I'm creating a low-pass filter in frequency domain with 0.015 cutoff frequency and the corresponding high-pass filter like below:
auto getGaussianFilter(int32_t size) {
const auto sigmaf = 0.015f*size; // cutoff freq.
cv::Mat kernel = cv::Mat::zeros(size, size, CV_32FC1);
for (auto fy = -size/2; fy < size/2; ++fy)
for (auto fx = -size/2; fx < size/2; ++fx)
kernel.at<float>(fy + size/2, fx + size/2) = std::exp(-(fy*fy+fx*fx)/(2*sigmaf*sigmaf));
return kernel;
}
...
lowpassFilter = getGaussianFilter(256);
highpassFilter = 1 - lowpassFilter;
, and these are applied to images like following snippet.
std::vector<cv::Mat> planes { src, cv::Mat::zeros(src.size(), src.type()) };
std::vector<cv::Mat> fplanes { filter, filter };
cv::Mat complex, complexFilter;
cv::merge(planes, complex);
cv::merge(fplanes, complexFilter);
cv::dft(complex, complex, cv::DFT_COMPLEX_OUTPUT);
shift(complex); // swapping quadrants
cv::mulSpectrums(complex, complexFilter, complex, cv::DFT_ROWS);
shift(complex);
cv::idft(complex, complex, cv::DFT_SCALE | cv::DFT_REAL_OUTPUT);
Input images are 256x256 and in logarithmic scale, and the low-pass filter is applied to the square of the high-pass filtered input images.
And then I want to take a square root of the outcome of the final idft, but it contains negative values; thus, several NaN values appear.
applyFilter(src, dst, highpassFilter);
cv::pow(dst, 2, dst);
applyFilter(dst, dst, lowpassFilter);
cv::sqrt(dst, dst); // NaN !
Why are there negative values, and how can I deal with them in order to take the square root ?
EDIT: added the code of shift
void shift(cv::Mat& src) {
src = src(cv::Rect(0, 0, src.cols & -2, src.rows & -2));
const auto cy = src.rows/2, cx = src.cols/2;
cv::Mat q0(src, cv::Rect(0, 0, cx, cy));
cv::Mat q1(src, cv::Rect(cx, 0, cx, cy));
cv::Mat q2(src, cv::Rect(0, cy, cx, cy));
cv::Mat q3(src, cv::Rect(cx, cy, cx, cy));
cv::Mat tmp;
q0.copyTo(tmp);
q3.copyTo(q0);
tmp.copyTo(q3);
q1.copyTo(tmp);
q2.copyTo(q1);
tmp.copyTo(q2);
}
I didn't catch this one until the third or fourth read through your code...
std::vector<cv::Mat> fplanes { filter, filter };
cv::merge(fplanes, complexFilter);
You create a complex-valued filter here, which is not conjugate symmetric.
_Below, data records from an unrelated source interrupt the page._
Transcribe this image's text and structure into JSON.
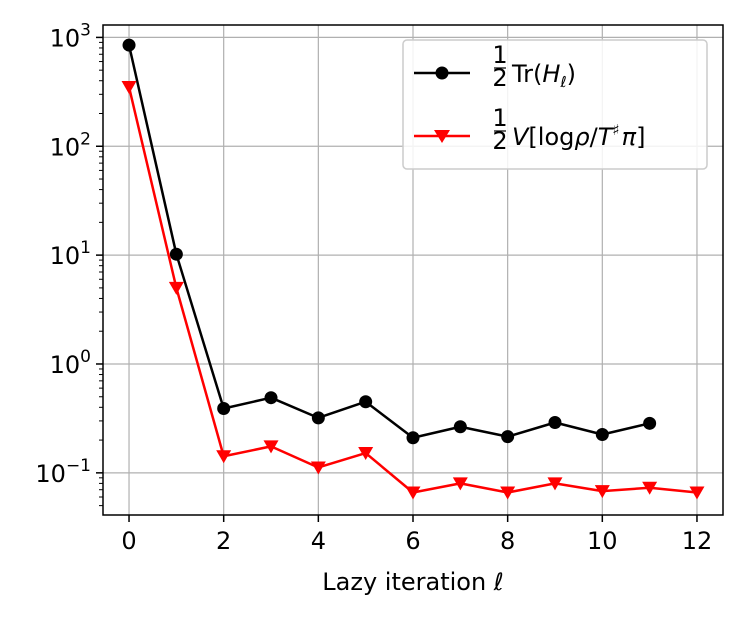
{
  "chart_data": {
    "type": "line",
    "title": "",
    "xlabel": "Lazy iteration ℓ",
    "ylabel": "",
    "yscale": "log",
    "xlim": [
      -0.55,
      12.55
    ],
    "ylim": [
      0.041,
      1300
    ],
    "grid": true,
    "legend_position": "top-right",
    "x_ticks": [
      0,
      2,
      4,
      6,
      8,
      10,
      12
    ],
    "y_ticks": [
      {
        "value": 1000,
        "base": "10",
        "exp": "3"
      },
      {
        "value": 100,
        "base": "10",
        "exp": "2"
      },
      {
        "value": 10,
        "base": "10",
        "exp": "1"
      },
      {
        "value": 1,
        "base": "10",
        "exp": "0"
      },
      {
        "value": 0.1,
        "base": "10",
        "exp": "−1"
      }
    ],
    "series": [
      {
        "name": "½Tr(H_ℓ)",
        "legend_label": {
          "frac_num": "1",
          "frac_den": "2",
          "text": "Tr(",
          "italic": "H",
          "sub": "ℓ",
          "tail": ")"
        },
        "color": "#000000",
        "marker": "circle",
        "x": [
          0,
          1,
          2,
          3,
          4,
          5,
          6,
          7,
          8,
          9,
          10,
          11
        ],
        "values": [
          850,
          10.2,
          0.39,
          0.49,
          0.32,
          0.45,
          0.21,
          0.265,
          0.215,
          0.29,
          0.225,
          0.285
        ]
      },
      {
        "name": "½V[logρ/T♯π]",
        "legend_label": {
          "frac_num": "1",
          "frac_den": "2",
          "italic_v": "V",
          "open": "[log",
          "rho": "ρ",
          "slash": "/",
          "T": "T",
          "sharp": "♯",
          "pi": "π",
          "close": "]"
        },
        "color": "#ff0000",
        "marker": "triangle-down",
        "x": [
          0,
          1,
          2,
          3,
          4,
          5,
          6,
          7,
          8,
          9,
          10,
          11,
          12
        ],
        "values": [
          350,
          5.0,
          0.142,
          0.175,
          0.112,
          0.152,
          0.066,
          0.08,
          0.066,
          0.08,
          0.068,
          0.073,
          0.066
        ]
      }
    ]
  }
}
Applying this filter creates a frequency spectrum which is not conjugate symmetric, and hence you get a non-real inverse transform.
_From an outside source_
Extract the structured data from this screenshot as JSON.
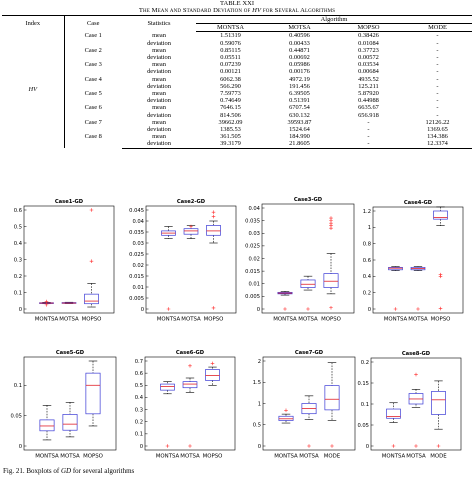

What you want to do is have a purely real filter:
std::vector<cv::Mat> fplanes { filter, cv::Mat::zeros(filter(), filter()) };
cv::merge(fplanes, complexFilter);
Think of frequency-domain filters in terms of a magnitude and a phase (rather than a real and imaginary component). The magnitude changes how you change the amplitude of each frequency component in your image, the phase shifts each frequency component. In general (except in very specific cases) you do not want to shift frequency components in your image, as it will mess up your image. Thus, keep the phase of your frequency-domain filters at 0. A zero phase means that each value is non-negative and real.
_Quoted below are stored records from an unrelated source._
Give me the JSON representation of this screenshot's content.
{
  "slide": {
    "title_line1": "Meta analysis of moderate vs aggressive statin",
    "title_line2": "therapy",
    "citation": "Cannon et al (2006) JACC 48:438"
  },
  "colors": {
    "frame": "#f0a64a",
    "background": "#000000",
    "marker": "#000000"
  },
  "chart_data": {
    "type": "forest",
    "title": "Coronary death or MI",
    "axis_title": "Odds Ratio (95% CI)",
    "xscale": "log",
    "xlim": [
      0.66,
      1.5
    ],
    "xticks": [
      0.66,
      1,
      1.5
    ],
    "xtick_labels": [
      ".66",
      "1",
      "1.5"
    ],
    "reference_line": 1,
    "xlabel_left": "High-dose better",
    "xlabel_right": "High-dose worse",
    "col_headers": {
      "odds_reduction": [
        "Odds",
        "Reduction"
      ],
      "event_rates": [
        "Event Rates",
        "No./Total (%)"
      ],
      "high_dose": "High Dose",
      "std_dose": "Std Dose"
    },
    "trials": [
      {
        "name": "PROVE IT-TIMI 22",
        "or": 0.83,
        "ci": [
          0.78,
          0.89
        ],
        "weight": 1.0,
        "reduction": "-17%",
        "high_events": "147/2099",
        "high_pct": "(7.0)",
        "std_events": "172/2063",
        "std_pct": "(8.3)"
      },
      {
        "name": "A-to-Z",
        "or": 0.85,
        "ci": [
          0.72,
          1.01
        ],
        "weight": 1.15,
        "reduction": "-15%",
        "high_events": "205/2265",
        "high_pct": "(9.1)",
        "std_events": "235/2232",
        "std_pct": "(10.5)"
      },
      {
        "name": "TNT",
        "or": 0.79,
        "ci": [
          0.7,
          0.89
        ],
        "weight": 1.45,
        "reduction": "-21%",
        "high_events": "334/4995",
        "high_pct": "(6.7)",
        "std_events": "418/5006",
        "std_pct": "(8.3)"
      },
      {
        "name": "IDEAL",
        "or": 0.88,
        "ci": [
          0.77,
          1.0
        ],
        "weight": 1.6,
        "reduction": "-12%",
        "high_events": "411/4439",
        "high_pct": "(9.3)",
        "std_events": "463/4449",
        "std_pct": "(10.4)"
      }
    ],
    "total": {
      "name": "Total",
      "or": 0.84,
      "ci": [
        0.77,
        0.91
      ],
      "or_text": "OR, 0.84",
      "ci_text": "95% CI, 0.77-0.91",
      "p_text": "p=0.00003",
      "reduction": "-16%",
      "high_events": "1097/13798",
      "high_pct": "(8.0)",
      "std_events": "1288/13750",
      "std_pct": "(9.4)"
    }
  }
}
That said, your sequence of shifting the frequency spectrum of the image, applying the filter, and shifting back:
cv::dft(complex, complex, cv::DFT_COMPLEX_OUTPUT);
shift(complex); // swapping quadrants
cv::mulSpectrums(complex, complexFilter, complex, cv::DFT_ROWS);
shift(complex);
cv::idft(complex, complex, cv::DFT_SCALE | cv::DFT_REAL_OUTPUT);
is identical to simply shifting the filter:
cv::dft(complex, complex, cv::DFT_COMPLEX_OUTPUT);
shift(complexFilter); // swapping quadrants
cv::mulSpectrums(complex, complexFilter, complex, 0);
cv::idft(complex, complex, cv::DFT_SCALE | cv::DFT_REAL_OUTPUT);
Note also that I replaced cv::DFT_ROWS
with 0. According to the documentation, that flag indicates that each image row is an independent 1D transform. My guess is that this only matters for CCS-packed matrices, but it's better to leave it out anyway.